The more recent issue with CLWR, however, is related to its technology. CLWR adopted WiMax as its technology standard very early on. Now, when it made that decision, it was unclear if WiMax would be the industry standard going forward. A WiMax alternative - LTE - also waited in the wings, and many thought that this would ultimately win out. Well, fast forward a few years, and those people were right. LTE was later adoped by both Verizon and AT&T, and it's quickly becoming apparent that WiMax will go the way of Betamax and HD DVD. CLWR has long maintained that, even if LTE won out, it would not be difficult to make the switch, something I doubted then, and doubt even more today.

And Things Begin to Get Ugly

Last week, Sprint announced that it is ending its agreement with CLWR and will, instead, build its own LTE network. After 2012, CLWR will lose its biggest customer, and will need to scramble to find a way to survive. I have my doubts it will be able to do so at this point. With 4x more debt than it has equity, and no expectations for profitability until at least 2014, the company will have difficult time finding the capital needed to make a switch into LTE. The company has just under $900million in cash and last year lost over a $1 Billion in operating cash flow.
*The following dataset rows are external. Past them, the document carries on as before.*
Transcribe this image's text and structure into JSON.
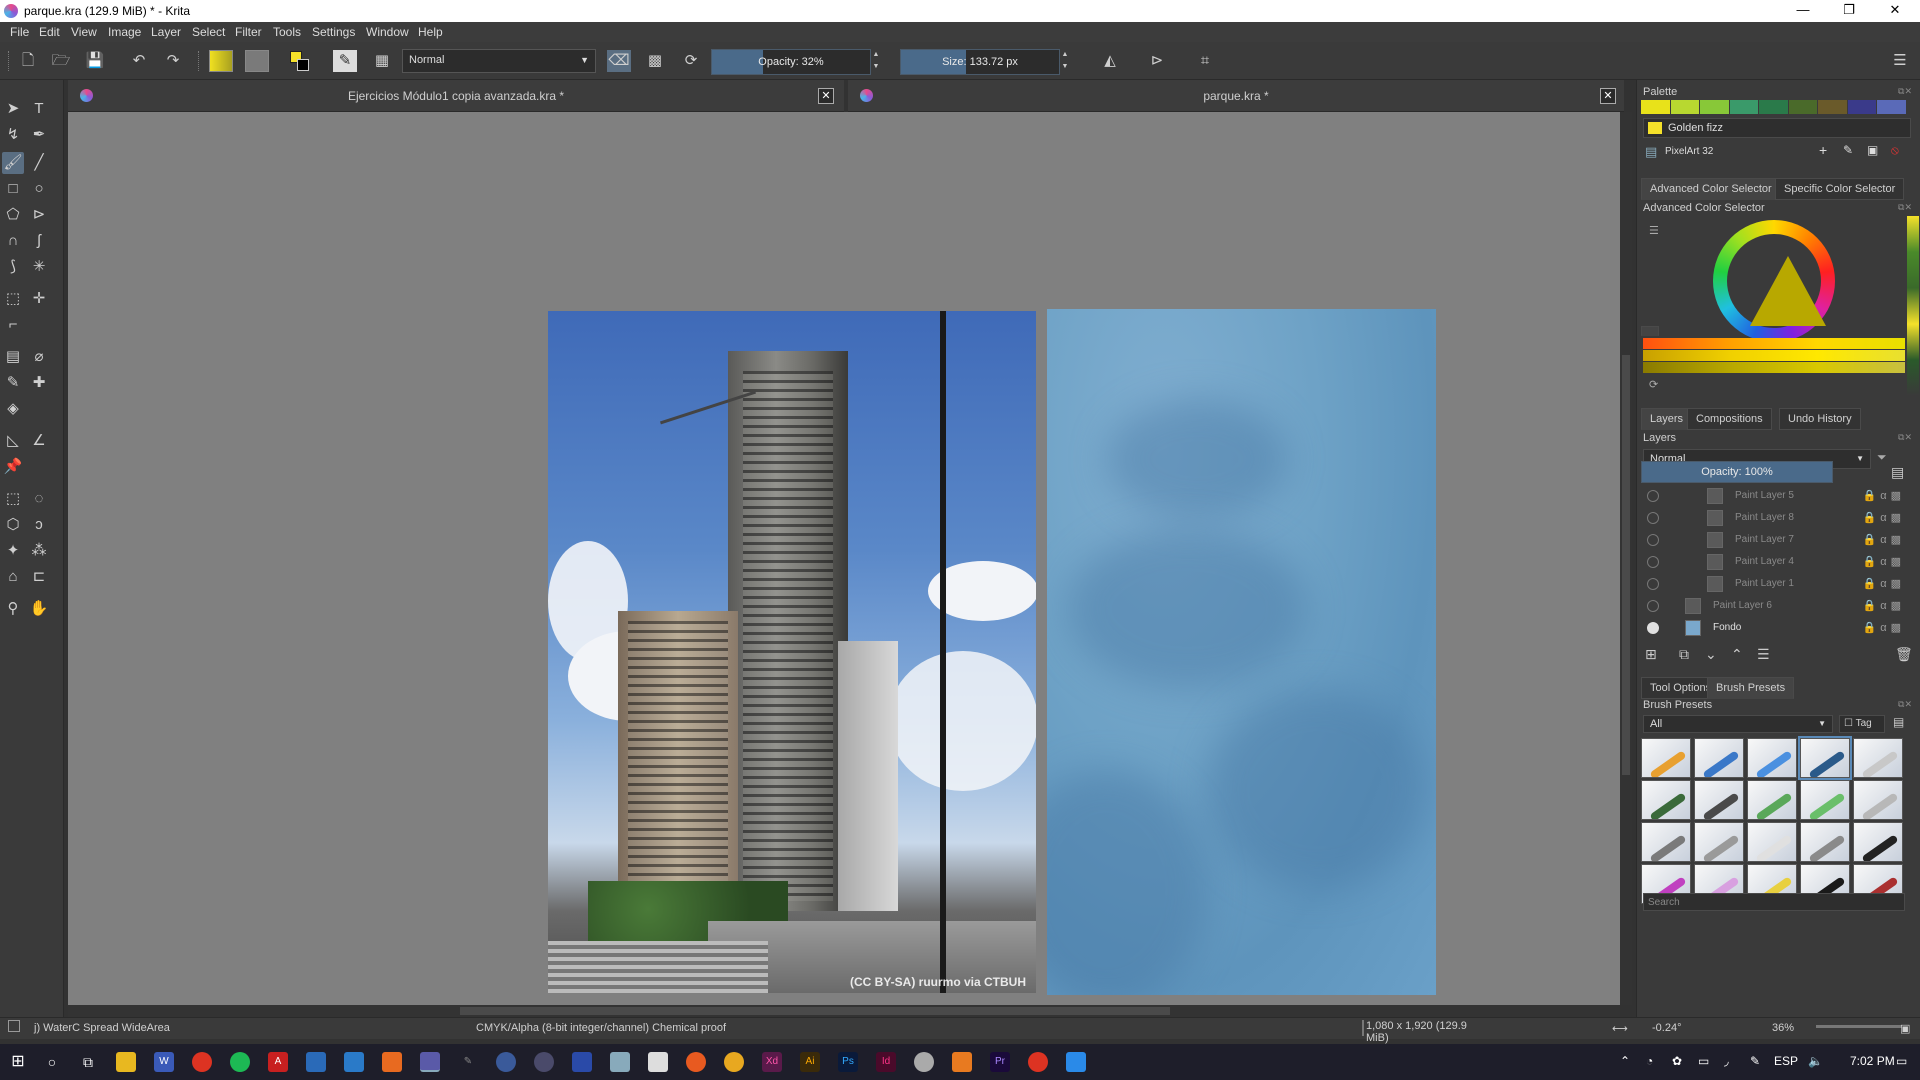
{
  "window": {
    "title": "parque.kra (129.9 MiB)  * - Krita",
    "controls": [
      "—",
      "❐",
      "✕"
    ]
  },
  "menu": [
    "File",
    "Edit",
    "View",
    "Image",
    "Layer",
    "Select",
    "Filter",
    "Tools",
    "Settings",
    "Window",
    "Help"
  ],
  "toolbar": {
    "blend_mode": "Normal",
    "opacity_label": "Opacity: 32%",
    "opacity_value": 0.32,
    "size_label": "Size: 133.72 px",
    "size_value": 133.72
  },
  "tabs": [
    {
      "title": "Ejercicios Módulo1 copia avanzada.kra *"
    },
    {
      "title": "parque.kra *"
    }
  ],
  "canvas": {
    "photo_credit": "(CC BY-SA) ruurmo via CTBUH"
  },
  "palette": {
    "title": "Palette",
    "colors": [
      "#e8e21a",
      "#b8d830",
      "#88c838",
      "#3a9a6a",
      "#2a7a4a",
      "#4a6a2a",
      "#6a5a2a",
      "#3a3a8a",
      "#5a6ab8"
    ],
    "selected_color_name": "Golden fizz",
    "selected_color": "#f5e12a",
    "palette_name": "PixelArt 32"
  },
  "color_selector": {
    "tabs": [
      "Advanced Color Selector",
      "Specific Color Selector"
    ],
    "title": "Advanced Color Selector"
  },
  "layers_panel": {
    "tabs": [
      "Layers",
      "Compositions",
      "Undo History"
    ],
    "title": "Layers",
    "blend_mode": "Normal",
    "opacity_label": "Opacity:  100%",
    "opacity_value": 1.0,
    "layers": [
      {
        "name": "Paint Layer 5",
        "visible": false
      },
      {
        "name": "Paint Layer 8",
        "visible": false
      },
      {
        "name": "Paint Layer 7",
        "visible": false
      },
      {
        "name": "Paint Layer 4",
        "visible": false
      },
      {
        "name": "Paint Layer 1",
        "visible": false
      },
      {
        "name": "Paint Layer 6",
        "visible": false
      },
      {
        "name": "Fondo",
        "visible": true
      }
    ]
  },
  "brush_panel": {
    "tabs": [
      "Tool Options",
      "Brush Presets"
    ],
    "title": "Brush Presets",
    "filter": "All",
    "tag_label": "Tag",
    "search_placeholder": "Search"
  },
  "statusbar": {
    "brush": "j) WaterC Spread WideArea",
    "color_space": "CMYK/Alpha (8-bit integer/channel)  Chemical proof",
    "dimensions": "1,080 x 1,920 (129.9 MiB)",
    "rotation": "-0.24°",
    "zoom": "36%"
  },
  "taskbar": {
    "lang": "ESP",
    "time": "7:02 PM"
  }
}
Things are grim, things are very grim.

The Chances of Survival

I think it will be nearly impossible for the company to make a switch to LTE in its current financial state. There a couple of alternatives that I feel are more likely. 1) They are bought out by one of their parent companies. Spring may even be willing to let the company go into bankruptcy, shed the debt, and take over the remaining assets - of which the spectrum and customer base still likely have value. 2) Get bought out by a minority shareholder or by a competitor looking for spectrum. Sadly I still think this won't happen until bankruptcy hits. In other words, stay far far away from this stock - even if it is trading at a paltry $1.42 vs. a 52 wk high of $7.44

What are your thoughts?


Questions/Comments/Feedback?Please don't hesitate to let me know of questions or comments you have about this post or any other. If you want me to write about something else investing related, do let me know!


The Standard Disclaimer
Everything I've written above is my opinion and my opinion only. Please do not take it as fact. Perform all necessary research and analysis prior to acting on anything I've said above. This includes consulting with a financial advisor.

1 comment:

  1. Clearwire and Sprint have stated that they will be moving to LTE. Sprint is using its 1900-MHz Frequency Division Duplex spectrum (FDD). Clearwire is using its existing Time Division Duplex Spectrum (TDD).
    On TDD spectrum the name for LTE is TD-LTE and it is being pushed hard in China so Clearwire will be able to take advantage of that work. Add to this that some of Qualcomm’s chipsets already support both the FDD and TDD flavors of LTE and that the TDD WiMAX devices that are on the Clearwire network can be easily reworked for TDD LTE and both Sprint and Clearwire should have little trouble moving from their existing WiMAX systems to LTE. All it will take for both of them is money, which may be a big deal for Clearwire and which has some of Sprint’s shareholders jumpy, but in the end it is the correct move for both companies.